Entramos en el dormitorio. Cerró las persianas para preservar su pudor, y a oscuras recorrí su cuerpo solo con el tacto: sus pechos, todavía firmes, su vientre, el calor entre sus piernas. Aproveché lo fácil que llegaba al clímax y usé la lengua una vez más antes de la larga noche que nos esperaba.
—¡Dios mío, esto es brutal! Soy un cuerpo líquido —jadeó—. ¡Fóllame ya de una vez!
Su orden coincidió con mi deseo. Empapada como estaba, entré en ella de un solo empuje. Apretó las manos contra mi espalda para que llegara más adentro, susurrándole palabras de cariño que actuaban como lubricante para su mente. Nos movimos suaves y violentos, tranquilos y ardientes, hasta que noté que ya no aguantaba más.
—Me voy a ir —dije.
—Córrete, cariño. Quiero sentirte caliente.

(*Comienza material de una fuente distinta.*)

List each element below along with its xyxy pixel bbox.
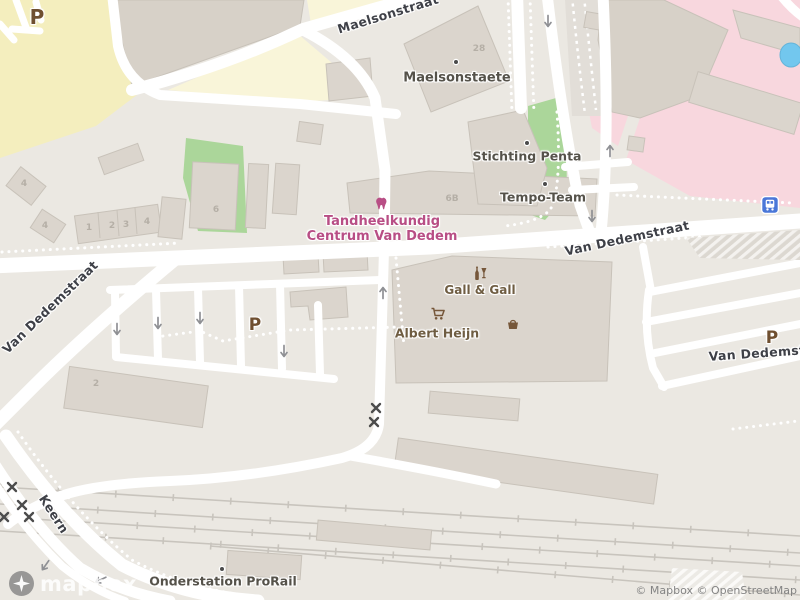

Estallé con un jadeo largo que se fundió con su grito, y nos abandonamos uno en brazos del otro, sintiendo que aquella comunión no solo había sido sexo, sino el remedio a algo que ella arrastraba desde hacía años.
***
Las primeras luces del día y el frío del rocío me despertaron. Verla desnuda a mi lado me devolvió de golpe todos los recuerdos. Le extendí una sábana y, al sentir la tela, se revolvió buscando mi cuerpo. Sus labios quedaron frente a los míos y no me contuve.

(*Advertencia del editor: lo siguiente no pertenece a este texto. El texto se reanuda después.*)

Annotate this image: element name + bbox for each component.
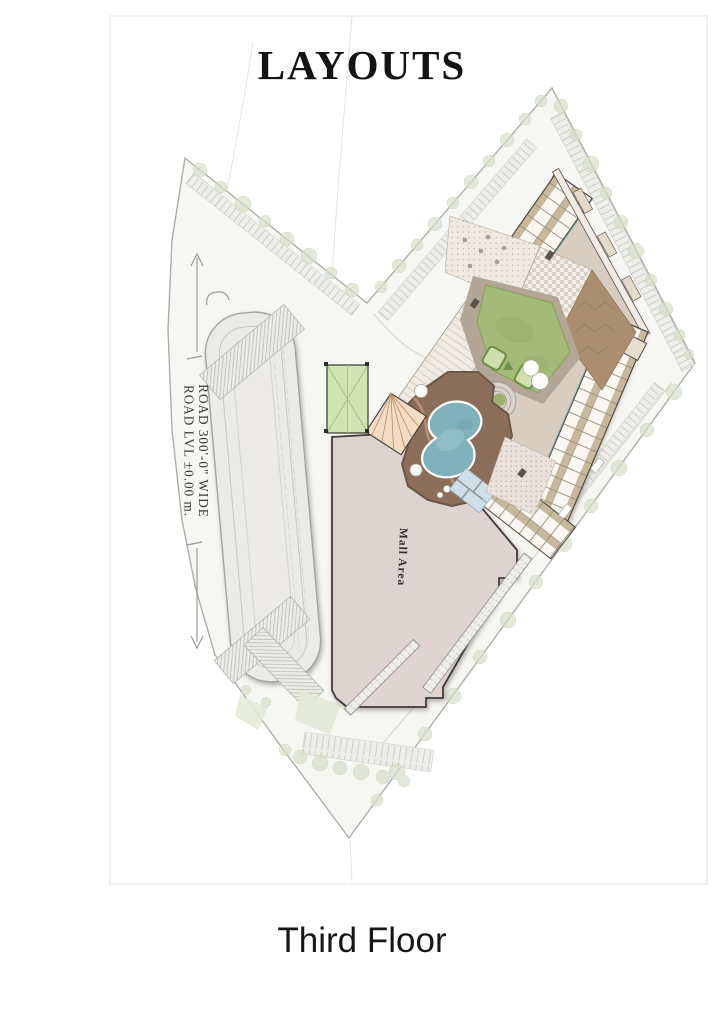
contour-line <box>350 840 352 882</box>
contour-line <box>331 16 352 308</box>
mall-label: Mall Area <box>395 528 409 587</box>
contour-line <box>224 42 253 206</box>
road-label-line1: ROAD 300'-0" WIDE <box>196 384 211 518</box>
road-label: ROAD 300'-0" WIDE ROAD LVL ±0.00 m. <box>182 384 212 518</box>
multipurpose-court <box>324 362 369 433</box>
floor-caption: Third Floor <box>0 921 724 961</box>
road-label-line2: ROAD LVL ±0.00 m. <box>182 385 197 517</box>
site-plan: ROAD 300'-0" WIDE ROAD LVL ±0.00 m. Mall… <box>0 0 724 1024</box>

—Y como comer y follar todo es empezar —murmuró ella, despierta del todo.
Se apropió de mi erección con una maniobra lenta, transformando la dulzura de la noche anterior en una mirada de vampiresa con los ojos bien abiertos. La besó, la lamió y se la tragó entera. Comprobé con los dedos que su humedad estaba en su esplendor, le di la vuelta y, antes de que reaccionara, ya estaba dentro de ella otra vez.
En ese momento pensé en mi padre, despertándose en otra cama, y lejos de sentirme culpable supe que le estaba devolviendo sus juegos en su propia casa. La puse de rodillas y me abrí paso despacio, a cámara lenta, seguro de que me quedaba un buen rato.
—¡Sí, fóllame! —gritó, sin rastro ya de la señora elegante, convertida en un animal en celo.
Aceleré hasta perder la noción del tiempo, hasta que se quedó sin voz y el último gemido anunció otro orgasmo. Solo entonces me dejé ir, satisfecho de habérselo arrancado.
—Anoche pensé que no podía disfrutar más —dijo después, mientras recuperaba el aliento—. Y esta mañana casi me desmayo.
Salimos a la terraza. La mañana era deliciosa y teníamos por delante un día entero para nosotros. Estábamos decidiendo si comer fuera cuando oímos un claxon y la puerta del garaje abriéndose.
Mi padre había adelantado el regreso. Nos miramos como dos críos pillados en falta.
—Tranquila, mamá. Soy tu hijo. Me quedé a dormir porque te sentías sola —dije.
—Sí —repitió ella, nerviosa—. Ve a tu habitación, deshaz la cama y lleva allí todas tus cosas.
Mientras repasaba mentalmente si quedaba algo que nos delatara, yo tomé mi propia decisión. No pensaba montar una escena. Pero, una vez cruzada la línea con mi madre, tampoco pensaba renunciar a ella.